– До фонаря нам тот снегопад! – разозлился Резаный. – До лампады!
– Обоснуй, – потребовал Рыбак. – Ну или хоть забазарь.
– Не будет никакого второго дня. И третьего не будет. Я на карту поглядел. Считаю, что к Кубинке ломится фраерок.
– Почему?
– Больше некуда. Если ты прав и клиент сидит на большом складе, где ему ещё быть? На Кубинке до войны был серьёзный полигон – раз. Железка рядом – два. На чём краснопёрые барахло к складу подвозили? На горбянке?
– Мысль! – похвалил Рыбак.
– А я обо что? Так вот, нам по прямой осталось вёрст десять – пятнадцать. Сегодня к вечеру будем. Нам думать надо, как к Деду подобраться, а не за снегопад. Нормально забазарил?
– Нормально. Репа у тебя варит, даром что резаная. Ин добро. Отбой, подремать треба.
– А я обо что? – повторил Резаный, которого, оказывается, в прошлой жизни звали ласковым именем Лёшенька.
Но дальнейшего я не слышал, потому что уснул.
Как говорят, без задних ног. Да и без передних тоже, если бы природа выделила мне второй комплект – намахался за ночь до полного опустошения всех молодых сил.
* * *
К полудню собрались выходить.
Опять потянулся лесной путь. Шаг, ещё шаг, ещё, и мысль на самых задворках: не сбилась ли портянка? Потому что, если скомкается потная тряпка, а ты с устатку не заметишь, заметишь потом кровавые волдыри на ноге. А это в походе лишнее.
Впереди – спина Фельдшера, после него – Резаный. Зорко всматривается в след.

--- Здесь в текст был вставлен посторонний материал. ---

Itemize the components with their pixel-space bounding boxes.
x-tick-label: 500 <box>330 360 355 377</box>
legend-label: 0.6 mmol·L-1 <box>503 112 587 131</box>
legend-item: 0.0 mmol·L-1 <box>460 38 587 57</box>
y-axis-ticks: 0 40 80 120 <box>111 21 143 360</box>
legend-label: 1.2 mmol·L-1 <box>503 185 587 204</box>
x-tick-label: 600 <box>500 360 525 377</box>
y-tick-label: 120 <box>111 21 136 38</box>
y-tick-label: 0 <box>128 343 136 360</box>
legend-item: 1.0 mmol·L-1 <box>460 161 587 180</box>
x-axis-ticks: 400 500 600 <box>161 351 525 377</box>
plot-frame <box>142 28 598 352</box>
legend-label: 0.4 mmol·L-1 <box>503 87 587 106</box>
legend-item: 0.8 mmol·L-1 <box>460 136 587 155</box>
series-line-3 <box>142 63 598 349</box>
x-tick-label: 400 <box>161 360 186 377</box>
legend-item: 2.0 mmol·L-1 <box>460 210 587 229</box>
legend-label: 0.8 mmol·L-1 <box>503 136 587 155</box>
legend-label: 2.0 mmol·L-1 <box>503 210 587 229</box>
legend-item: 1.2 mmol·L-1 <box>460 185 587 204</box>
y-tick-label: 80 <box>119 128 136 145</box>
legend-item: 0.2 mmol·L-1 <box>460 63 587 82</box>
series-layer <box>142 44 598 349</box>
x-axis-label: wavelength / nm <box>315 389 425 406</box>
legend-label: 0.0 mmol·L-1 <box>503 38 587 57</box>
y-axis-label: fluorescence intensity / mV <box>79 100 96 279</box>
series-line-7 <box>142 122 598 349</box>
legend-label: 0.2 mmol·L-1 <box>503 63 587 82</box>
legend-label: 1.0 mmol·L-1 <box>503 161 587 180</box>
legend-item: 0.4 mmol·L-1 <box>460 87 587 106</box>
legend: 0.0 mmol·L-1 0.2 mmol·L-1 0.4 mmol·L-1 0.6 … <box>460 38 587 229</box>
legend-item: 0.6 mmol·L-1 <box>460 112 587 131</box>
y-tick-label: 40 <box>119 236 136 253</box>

Без замечаний пересекли старое Минское и не менее старое Можайское шоссе. От шоссе одни печальные воспоминания: редкие куски асфальта, взломанного беспощадными корнями. Но насыпь сохранилась, да и лес молодой, жидкий. Пришлось форсировать почти как реку – с оглядкой.
По левую руку осталась Кубинка.
Ядерного боеприпаса здесь не применяли – это вам не злосчастные Мытищи и, упаси боже, не Троицк! Между Троицком и Внуково рвануло так, что лес вывалился до самого Краснознамёнска.
А нынче там совсем нехорошо. Любой скажет, что эпицентр взрыва бомбы далеко не всегда аномалия, и это правда. Но в районе Троицка правда не работает. В тот район без особой нужды не заглядывают даже вооружённые до зубов и экипированные по последнему слову спецразведчики. Кто другой так вообще объезжает на кривой козе.
Сменяются деревья: ёлки, сосны, берёзки, осины, дубы, снова ёлки. И вечное обрамление подлеска, ловко лезущего в лицо, в глаза, под ноги.
И так час за часом.
И так пока Резаный вдруг не поднял руку, немедленно бросившую жидкую зимнюю тень на снег.
– Стой, братва! – и он поскрипел снегоступами по насту, неуверенно переминаясь. – Кажись, того. Почти всё. Смотри!